KVM: nVMX: Unconditionally clear nested.pi_pending on nested VM-Enter
authorSean Christopherson <seanjc@google.com>
Tue, 10 Aug 2021 14:45:26 +0000 (07:45 -0700)
committerPaolo Bonzini <pbonzini@redhat.com>
Fri, 13 Aug 2021 07:35:17 +0000 (03:35 -0400)
Clear nested.pi_pending on nested VM-Enter even if L2 will run without
posted interrupts enabled.  If nested.pi_pending is left set from a
previous L2, vmx_complete_nested_posted_interrupt() will pick up the
stale flag and exit to userspace with an "internal emulation error" due
the new L2 not having a valid nested.pi_desc.

Arguably, vmx_complete_nested_posted_interrupt() should first check for
posted interrupts being enabled, but it's also completely reasonable that
KVM wouldn't screw up a fundamental flag.  Not to mention that the mere
existence of nested.pi_pending is a long-standing bug as KVM shouldn't
move the posted interrupt out of the IRR until it's actually processed,
e.g. KVM effectively drops an interrupt when it performs a nested VM-Exit
with a "pending" posted interrupt.  Fixing the mess is a future problem.

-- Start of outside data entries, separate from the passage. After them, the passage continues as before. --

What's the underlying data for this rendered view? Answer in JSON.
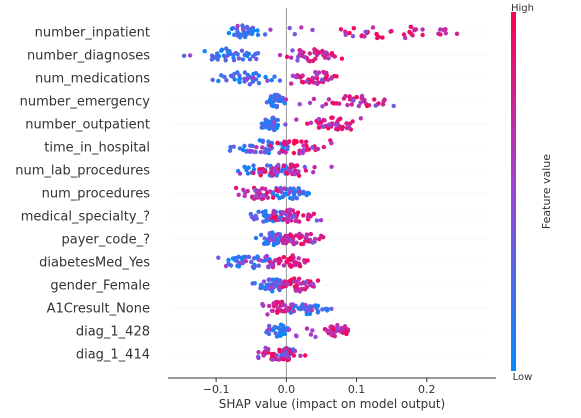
{
  "chart_data": {
    "type": "scatter",
    "title": "",
    "xlabel": "SHAP value (impact on model output)",
    "ylabel": "",
    "xlim": [
      -0.16,
      0.29
    ],
    "x_ticks": [
      -0.1,
      0.0,
      0.1,
      0.2
    ],
    "x_tick_labels": [
      "−0.1",
      "0.0",
      "0.1",
      "0.2"
    ],
    "zero_line": 0.0,
    "grid": false,
    "colorbar": {
      "title": "Feature value",
      "high_label": "High",
      "low_label": "Low",
      "low_color": "#008bfb",
      "high_color": "#ff0052",
      "placement": "right"
    },
    "features": [
      {
        "name": "number_inpatient",
        "shap_range": [
          -0.09,
          0.27
        ],
        "low_shap_range": [
          -0.09,
          -0.03
        ],
        "high_shap_range": [
          0.03,
          0.27
        ]
      },
      {
        "name": "number_diagnoses",
        "shap_range": [
          -0.15,
          0.09
        ],
        "low_shap_range": [
          -0.15,
          -0.01
        ],
        "high_shap_range": [
          -0.01,
          0.08
        ]
      },
      {
        "name": "num_medications",
        "shap_range": [
          -0.11,
          0.09
        ],
        "low_shap_range": [
          -0.11,
          0.0
        ],
        "high_shap_range": [
          0.0,
          0.09
        ]
      },
      {
        "name": "number_emergency",
        "shap_range": [
          -0.03,
          0.18
        ],
        "low_shap_range": [
          -0.03,
          0.0
        ],
        "high_shap_range": [
          0.02,
          0.18
        ]
      },
      {
        "name": "number_outpatient",
        "shap_range": [
          -0.04,
          0.12
        ],
        "low_shap_range": [
          -0.04,
          0.0
        ],
        "high_shap_range": [
          0.02,
          0.12
        ]
      },
      {
        "name": "time_in_hospital",
        "shap_range": [
          -0.09,
          0.07
        ],
        "low_shap_range": [
          -0.09,
          0.02
        ],
        "high_shap_range": [
          -0.04,
          0.07
        ]
      },
      {
        "name": "num_lab_procedures",
        "shap_range": [
          -0.09,
          0.07
        ],
        "low_shap_range": [
          -0.09,
          0.03
        ],
        "high_shap_range": [
          -0.07,
          0.05
        ]
      },
      {
        "name": "num_procedures",
        "shap_range": [
          -0.08,
          0.05
        ],
        "low_shap_range": [
          -0.04,
          0.05
        ],
        "high_shap_range": [
          -0.08,
          0.01
        ]
      },
      {
        "name": "medical_specialty_?",
        "shap_range": [
          -0.06,
          0.05
        ],
        "low_shap_range": [
          -0.06,
          0.01
        ],
        "high_shap_range": [
          -0.03,
          0.05
        ]
      },
      {
        "name": "payer_code_?",
        "shap_range": [
          -0.05,
          0.06
        ],
        "low_shap_range": [
          -0.05,
          0.01
        ],
        "high_shap_range": [
          -0.02,
          0.06
        ]
      },
      {
        "name": "diabetesMed_Yes",
        "shap_range": [
          -0.1,
          0.05
        ],
        "low_shap_range": [
          -0.1,
          -0.01
        ],
        "high_shap_range": [
          -0.03,
          0.05
        ]
      },
      {
        "name": "gender_Female",
        "shap_range": [
          -0.05,
          0.05
        ],
        "low_shap_range": [
          -0.05,
          0.01
        ],
        "high_shap_range": [
          -0.02,
          0.05
        ]
      },
      {
        "name": "A1Cresult_None",
        "shap_range": [
          -0.04,
          0.07
        ],
        "low_shap_range": [
          -0.01,
          0.07
        ],
        "high_shap_range": [
          -0.04,
          0.02
        ]
      },
      {
        "name": "diag_1_428",
        "shap_range": [
          -0.03,
          0.1
        ],
        "low_shap_range": [
          -0.03,
          0.01
        ],
        "high_shap_range": [
          0.05,
          0.1
        ]
      },
      {
        "name": "diag_1_414",
        "shap_range": [
          -0.05,
          0.03
        ],
        "low_shap_range": [
          -0.01,
          0.01
        ],
        "high_shap_range": [
          -0.05,
          0.03
        ]
      }
    ]
  }
}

Prior to vmx_complete_nested_posted_interrupt() interpreting a null PI
descriptor as an error, this was a benign bug as the null PI descriptor
effectively served as a check on PI not being enabled.  Even then, the
new flow did not become problematic until KVM started checking the result
of kvm_check_nested_events().

Fixes: 705699a13994 ("KVM: nVMX: Enable nested posted interrupt processing")

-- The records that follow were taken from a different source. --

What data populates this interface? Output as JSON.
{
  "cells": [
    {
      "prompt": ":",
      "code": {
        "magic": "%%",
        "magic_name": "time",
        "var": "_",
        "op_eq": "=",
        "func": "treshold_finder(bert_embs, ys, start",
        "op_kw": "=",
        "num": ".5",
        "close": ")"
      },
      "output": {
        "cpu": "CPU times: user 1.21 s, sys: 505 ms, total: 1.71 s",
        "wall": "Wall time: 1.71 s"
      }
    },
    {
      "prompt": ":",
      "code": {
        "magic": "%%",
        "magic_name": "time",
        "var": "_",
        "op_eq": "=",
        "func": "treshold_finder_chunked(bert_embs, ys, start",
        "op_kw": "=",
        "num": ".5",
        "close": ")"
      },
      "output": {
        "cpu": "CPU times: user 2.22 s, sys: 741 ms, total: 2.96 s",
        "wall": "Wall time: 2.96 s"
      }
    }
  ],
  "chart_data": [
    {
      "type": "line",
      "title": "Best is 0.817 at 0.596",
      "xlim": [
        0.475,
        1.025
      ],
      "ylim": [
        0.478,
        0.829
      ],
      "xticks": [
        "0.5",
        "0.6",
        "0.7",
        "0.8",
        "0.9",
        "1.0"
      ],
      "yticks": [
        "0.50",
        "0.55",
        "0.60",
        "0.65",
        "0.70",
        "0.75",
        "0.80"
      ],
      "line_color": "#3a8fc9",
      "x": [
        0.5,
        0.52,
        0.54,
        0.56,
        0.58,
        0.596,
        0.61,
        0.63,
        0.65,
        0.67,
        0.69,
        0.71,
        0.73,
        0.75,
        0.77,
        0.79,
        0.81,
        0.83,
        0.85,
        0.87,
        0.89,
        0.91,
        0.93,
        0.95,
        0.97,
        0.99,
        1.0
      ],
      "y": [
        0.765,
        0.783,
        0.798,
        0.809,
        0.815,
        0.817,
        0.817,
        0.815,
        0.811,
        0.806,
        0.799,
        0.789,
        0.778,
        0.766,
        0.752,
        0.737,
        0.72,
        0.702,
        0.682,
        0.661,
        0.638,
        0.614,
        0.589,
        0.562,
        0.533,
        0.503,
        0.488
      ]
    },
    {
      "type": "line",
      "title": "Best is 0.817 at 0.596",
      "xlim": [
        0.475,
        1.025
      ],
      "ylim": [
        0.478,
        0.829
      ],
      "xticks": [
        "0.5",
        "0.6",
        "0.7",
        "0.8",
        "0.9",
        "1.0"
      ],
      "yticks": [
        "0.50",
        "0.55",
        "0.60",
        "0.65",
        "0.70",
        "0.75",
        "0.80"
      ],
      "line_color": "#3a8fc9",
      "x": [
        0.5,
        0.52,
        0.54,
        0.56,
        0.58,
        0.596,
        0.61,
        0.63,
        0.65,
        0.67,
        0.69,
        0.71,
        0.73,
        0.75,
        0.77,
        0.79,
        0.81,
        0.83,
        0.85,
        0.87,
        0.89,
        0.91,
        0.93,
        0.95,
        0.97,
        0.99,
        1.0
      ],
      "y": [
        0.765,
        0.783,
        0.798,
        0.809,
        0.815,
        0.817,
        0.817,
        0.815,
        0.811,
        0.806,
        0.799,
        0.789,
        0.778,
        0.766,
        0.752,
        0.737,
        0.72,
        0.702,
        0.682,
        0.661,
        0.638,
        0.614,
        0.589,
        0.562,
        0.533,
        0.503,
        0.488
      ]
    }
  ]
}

Fixes: 966eefb89657 ("KVM: nVMX: Disable vmcs02 posted interrupts if vmcs12 PID isn't mappable")
Fixes: 47d3530f86c0 ("KVM: x86: Exit to userspace when kvm_check_nested_events fails")

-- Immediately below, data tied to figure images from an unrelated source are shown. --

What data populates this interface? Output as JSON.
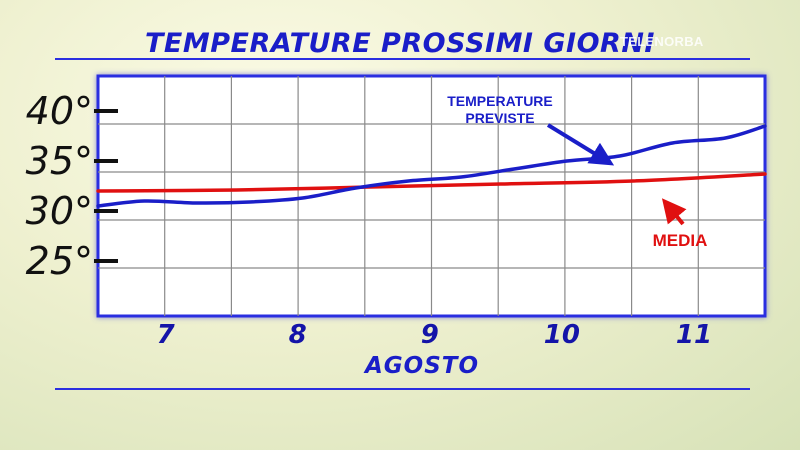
{
  "watermark": "TELENORBA",
  "chart_data": {
    "type": "line",
    "title": "TEMPERATURE PROSSIMI GIORNI",
    "xlabel": "AGOSTO",
    "ylabel": "",
    "x_ticks": [
      7,
      8,
      9,
      10,
      11
    ],
    "xlim": [
      6.45,
      11.5
    ],
    "y_ticks": [
      "25°",
      "30°",
      "35°",
      "40°"
    ],
    "y_tick_values": [
      25,
      30,
      35,
      40
    ],
    "ylim": [
      19.5,
      43.5
    ],
    "grid": true,
    "series": [
      {
        "name": "TEMPERATURE PREVISTE",
        "color": "#1a1ec8",
        "x": [
          6.45,
          6.8,
          7.2,
          7.6,
          8.0,
          8.4,
          8.8,
          9.2,
          9.6,
          10.0,
          10.4,
          10.8,
          11.2,
          11.5
        ],
        "y": [
          30.5,
          31.0,
          30.8,
          30.9,
          31.3,
          32.3,
          33.0,
          33.4,
          34.2,
          35.0,
          35.5,
          36.8,
          37.3,
          38.5
        ]
      },
      {
        "name": "MEDIA",
        "color": "#e01010",
        "x": [
          6.45,
          7.5,
          8.5,
          9.5,
          10.5,
          11.5
        ],
        "y": [
          32.0,
          32.1,
          32.4,
          32.7,
          33.0,
          33.7
        ]
      }
    ],
    "annotations": [
      {
        "lines": [
          "TEMPERATURE",
          "PREVISTE"
        ],
        "color": "#1a1ec8",
        "points_to": "TEMPERATURE PREVISTE"
      },
      {
        "text": "MEDIA",
        "color": "#e01010",
        "points_to": "MEDIA"
      }
    ]
  }
}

Cc: stable@vger.kernel.org
Cc: Jim Mattson <jmattson@google.com>
Signed-off-by: Sean Christopherson <seanjc@google.com>
Message-Id: <20210810144526.2662272-1-seanjc@google.com>
Signed-off-by: Paolo Bonzini <pbonzini@redhat.com>
arch/x86/kvm/vmx/nested.c

index 264a9f4c91792e52b035ce8bac8aafc4de75bf25..bc6327950657ea1a74b4e6579de8534d93df41ac 100644 (file)
@@ -2187,12 +2187,11 @@ static void prepare_vmcs02_early(struct vcpu_vmx *vmx, struct loaded_vmcs *vmcs0
                         ~PIN_BASED_VMX_PREEMPTION_TIMER);
 
        /* Posted interrupts setting is only taken from vmcs12.  */
-       if (nested_cpu_has_posted_intr(vmcs12)) {
+       vmx->nested.pi_pending = false;
+       if (nested_cpu_has_posted_intr(vmcs12))
                vmx->nested.posted_intr_nv = vmcs12->posted_intr_nv;
-               vmx->nested.pi_pending = false;
-       } else {
+       else
                exec_control &= ~PIN_BASED_POSTED_INTR;
-       }
        pin_controls_set(vmx, exec_control);
 
        /*